Donald Trump raciste? Le président américain attaque des élues démocrates de couleur

Le président américain a provoqué un tollé aux Etats-Unis, après avoir publié des messages à relent raciste et xénophobe contre plusieurs élues démocrates. Il les a appelées à retourner dans leur pays, alors que la plupart sont nées aux Etats-Unis. Ce n’est pas la première fois que Donald Trump est accusé de xénophobie et de proximité avec l’idéologie des suprémacistes blancs.

"Tellement intéressant de voir les élues 'progressistes' démocrates du Congrès, originaires de pays dont les gouvernements sont dans une situation totalement catastrophique, les pires, plus corrompus et ineptes au monde (si même ils possèdent un gouvernement qui fonctionne), désormais dire haut et fort et de manière perfide à la population des Etats-Unis, la plus grande et la plus puissante nation de la Terre, comment notre gouvernement doit être dirigé", a tweeté Donald Trump.

Il poursuit en s’interrogeant : "Pourquoi ne retournent-elles pas dans ces endroits totalement défaillants et infestés par la criminalité dont elles viennent pour aider à les réparer ?"

"Ces endroits ont vraiment besoin de votre aide, il faut y aller vite. Je suis sûr que Nancy Pelosi sera très contente de trouver rapidement des voyages gratuits", a-t-il relevé. La présidente démocrate de la Chambre Nancy Pelosi avait eu il y a quelques jours un désaccord public avec quatre élues de son parti, ce qui permet d’identifier les cibles non nommées par Donald Trump. Il faisait très vraisemblablement référence à quatre jeunes élues du Congrès : Alexandria Ocasio-Cortez de New York, Ilhan Omar du Minnesota, Ayanna Pressley du Massachusetts et Rashida Tlaib du Michigan.

La réaction des intéressées ne s’est pas fait attendre.

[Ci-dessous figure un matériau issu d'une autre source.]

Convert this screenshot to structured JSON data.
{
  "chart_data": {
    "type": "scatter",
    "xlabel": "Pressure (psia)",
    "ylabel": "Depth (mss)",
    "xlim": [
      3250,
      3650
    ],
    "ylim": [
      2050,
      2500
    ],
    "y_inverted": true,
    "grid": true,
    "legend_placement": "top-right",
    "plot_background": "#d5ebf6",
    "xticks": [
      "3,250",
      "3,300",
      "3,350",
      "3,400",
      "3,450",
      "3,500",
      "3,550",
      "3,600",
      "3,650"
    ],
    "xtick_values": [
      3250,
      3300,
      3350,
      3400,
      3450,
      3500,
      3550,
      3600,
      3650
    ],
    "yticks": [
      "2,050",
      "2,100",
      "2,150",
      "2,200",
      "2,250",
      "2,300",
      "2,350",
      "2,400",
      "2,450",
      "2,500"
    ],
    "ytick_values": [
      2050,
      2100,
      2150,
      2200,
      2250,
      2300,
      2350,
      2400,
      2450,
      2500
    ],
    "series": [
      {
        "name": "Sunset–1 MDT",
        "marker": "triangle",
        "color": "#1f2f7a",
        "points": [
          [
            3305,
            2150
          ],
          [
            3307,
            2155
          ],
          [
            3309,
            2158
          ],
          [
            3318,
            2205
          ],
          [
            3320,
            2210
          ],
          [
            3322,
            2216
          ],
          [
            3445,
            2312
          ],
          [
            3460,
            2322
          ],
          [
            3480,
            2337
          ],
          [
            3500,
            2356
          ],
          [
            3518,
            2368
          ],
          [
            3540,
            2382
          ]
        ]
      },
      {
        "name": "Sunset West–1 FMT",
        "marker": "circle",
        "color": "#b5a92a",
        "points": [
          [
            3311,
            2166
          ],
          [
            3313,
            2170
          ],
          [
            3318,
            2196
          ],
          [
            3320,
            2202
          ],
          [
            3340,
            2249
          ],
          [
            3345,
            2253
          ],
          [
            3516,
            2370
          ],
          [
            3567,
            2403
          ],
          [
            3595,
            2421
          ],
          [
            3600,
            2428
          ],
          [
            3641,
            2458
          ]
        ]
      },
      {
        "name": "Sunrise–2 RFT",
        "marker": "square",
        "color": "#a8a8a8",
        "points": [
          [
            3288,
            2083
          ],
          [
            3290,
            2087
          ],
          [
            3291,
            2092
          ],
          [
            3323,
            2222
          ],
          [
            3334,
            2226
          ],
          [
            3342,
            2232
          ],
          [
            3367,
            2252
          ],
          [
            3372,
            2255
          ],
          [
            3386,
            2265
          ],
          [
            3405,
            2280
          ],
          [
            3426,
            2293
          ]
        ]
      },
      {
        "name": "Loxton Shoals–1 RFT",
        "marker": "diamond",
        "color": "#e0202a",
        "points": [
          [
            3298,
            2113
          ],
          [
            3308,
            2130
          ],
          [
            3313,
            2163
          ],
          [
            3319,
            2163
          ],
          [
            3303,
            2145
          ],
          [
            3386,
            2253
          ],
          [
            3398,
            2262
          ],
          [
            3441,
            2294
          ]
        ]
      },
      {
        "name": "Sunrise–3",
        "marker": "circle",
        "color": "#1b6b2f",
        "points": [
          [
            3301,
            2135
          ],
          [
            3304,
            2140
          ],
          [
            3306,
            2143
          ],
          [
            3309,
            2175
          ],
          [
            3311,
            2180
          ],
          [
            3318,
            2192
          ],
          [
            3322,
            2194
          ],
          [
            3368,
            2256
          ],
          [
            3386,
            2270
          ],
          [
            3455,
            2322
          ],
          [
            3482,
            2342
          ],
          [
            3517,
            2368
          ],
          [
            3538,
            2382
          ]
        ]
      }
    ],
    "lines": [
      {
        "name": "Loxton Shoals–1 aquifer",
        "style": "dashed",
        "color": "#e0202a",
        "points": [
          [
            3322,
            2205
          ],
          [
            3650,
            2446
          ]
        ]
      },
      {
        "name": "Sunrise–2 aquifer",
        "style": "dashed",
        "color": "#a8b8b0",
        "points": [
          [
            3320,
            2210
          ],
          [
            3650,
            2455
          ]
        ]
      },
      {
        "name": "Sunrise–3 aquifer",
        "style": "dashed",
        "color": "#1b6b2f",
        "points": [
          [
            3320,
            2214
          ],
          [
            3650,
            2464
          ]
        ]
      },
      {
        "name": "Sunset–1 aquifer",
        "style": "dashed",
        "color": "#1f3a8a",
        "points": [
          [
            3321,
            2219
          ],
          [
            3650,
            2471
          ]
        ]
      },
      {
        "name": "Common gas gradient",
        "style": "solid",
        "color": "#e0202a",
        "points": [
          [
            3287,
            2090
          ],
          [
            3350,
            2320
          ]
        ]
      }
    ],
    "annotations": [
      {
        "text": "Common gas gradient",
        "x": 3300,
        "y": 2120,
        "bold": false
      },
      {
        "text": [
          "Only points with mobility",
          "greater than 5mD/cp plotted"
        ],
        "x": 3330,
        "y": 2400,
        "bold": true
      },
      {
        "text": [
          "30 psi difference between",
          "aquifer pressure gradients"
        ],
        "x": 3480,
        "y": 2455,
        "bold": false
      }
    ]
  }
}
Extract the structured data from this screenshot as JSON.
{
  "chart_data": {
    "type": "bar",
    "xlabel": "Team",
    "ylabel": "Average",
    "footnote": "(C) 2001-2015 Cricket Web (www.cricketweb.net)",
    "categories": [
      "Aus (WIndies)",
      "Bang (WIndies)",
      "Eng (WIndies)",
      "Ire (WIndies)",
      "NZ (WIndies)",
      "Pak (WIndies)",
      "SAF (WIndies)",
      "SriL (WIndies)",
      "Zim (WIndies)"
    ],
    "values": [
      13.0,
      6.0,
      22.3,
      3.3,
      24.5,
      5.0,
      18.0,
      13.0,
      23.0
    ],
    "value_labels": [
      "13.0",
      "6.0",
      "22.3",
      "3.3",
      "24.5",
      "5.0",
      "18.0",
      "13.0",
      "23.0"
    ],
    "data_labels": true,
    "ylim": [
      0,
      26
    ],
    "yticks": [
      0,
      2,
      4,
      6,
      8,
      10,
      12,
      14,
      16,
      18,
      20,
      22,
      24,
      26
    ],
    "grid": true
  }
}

Nancy Pelosi elle-même a pris immédiatement leur défense : "Je rejette les commentaires xénophobes de @realDonaldTrump qui sont destinés à diviser notre nation".

"M. le président, le pays dont je viens et auquel nous avons tous prêté serment, c’est les Etats-Unis", a tweeté Alexandria Ocasio-Cortez. Elle est née à New-York, dans le Bronx, à quelques kilomètres du lieu de naissance de Donald Trump lui-même. "En plus de ne pas accepter l’Amérique qui nous a élues, vous n’acceptez pas non plus que nous ne vous craignons pas", a-t-elle ajouté.

"En tant que membres du Congrès, le seul pays pour lequel nous prêtons serment est les Etats-Unis", a renchéri Ilhan Omar. Elle est arrivée aux Etats-Unis en tant que réfugiée de Somalie lorsqu’elle était mineure.

Appel à la destitution du président

"Je lutte contre la corruption dans NOTRE pays", a insisté de son côté Rashida Tlaib, première Américaine d’origine palestinienne à siéger au Congrès. Elle a accusé Donald Trump d’attaquer de façon "dégradante" les populations issues de l’immigration et appelé à sa destitution.

Plusieurs candidats à l’investiture démocrate dans la course à la Maison Blanche ont également critiqué le président américain. "Le racisme et la xénophobie n’ont pas leur place en Amérique", a par exemple tweeté l’ancien vice-président Joe Biden. "Avec cette sortie délibérément raciste, Donald Trump cherche à rendre les personnes ciblées plus visibles, à pousser les démocrates à les défendre et à en faire des emblèmes du parti tout entier", souligne David Axelrod, ancien proche conseiller de Barack Obama. "C'est un calcul froid et cynique", ajoute-t-il.

Ce n’est pas la première fois que Donald Trump fait des commentaires jugés racistes ou xénophobes. Début 2018, il avait qualifié de "pays de merde" plusieurs nations notamment d’Afrique. Il évoque régulièrement une "invasion" d’immigrés clandestins. Il avait également renvoyé dos à dos suprémacistes blancs et militants des droits humains, en affirmant qu’il y avait "des gens bien des deux côtés".

 

Archives : Journal télévisé 12/01/2018

Ce n’est pas la première fois que Donald Trump tient des propos jugés racistes. En janvier 2018, il avait qualifié Haïti et plusieurs pays d’Afrique de "pays de merde".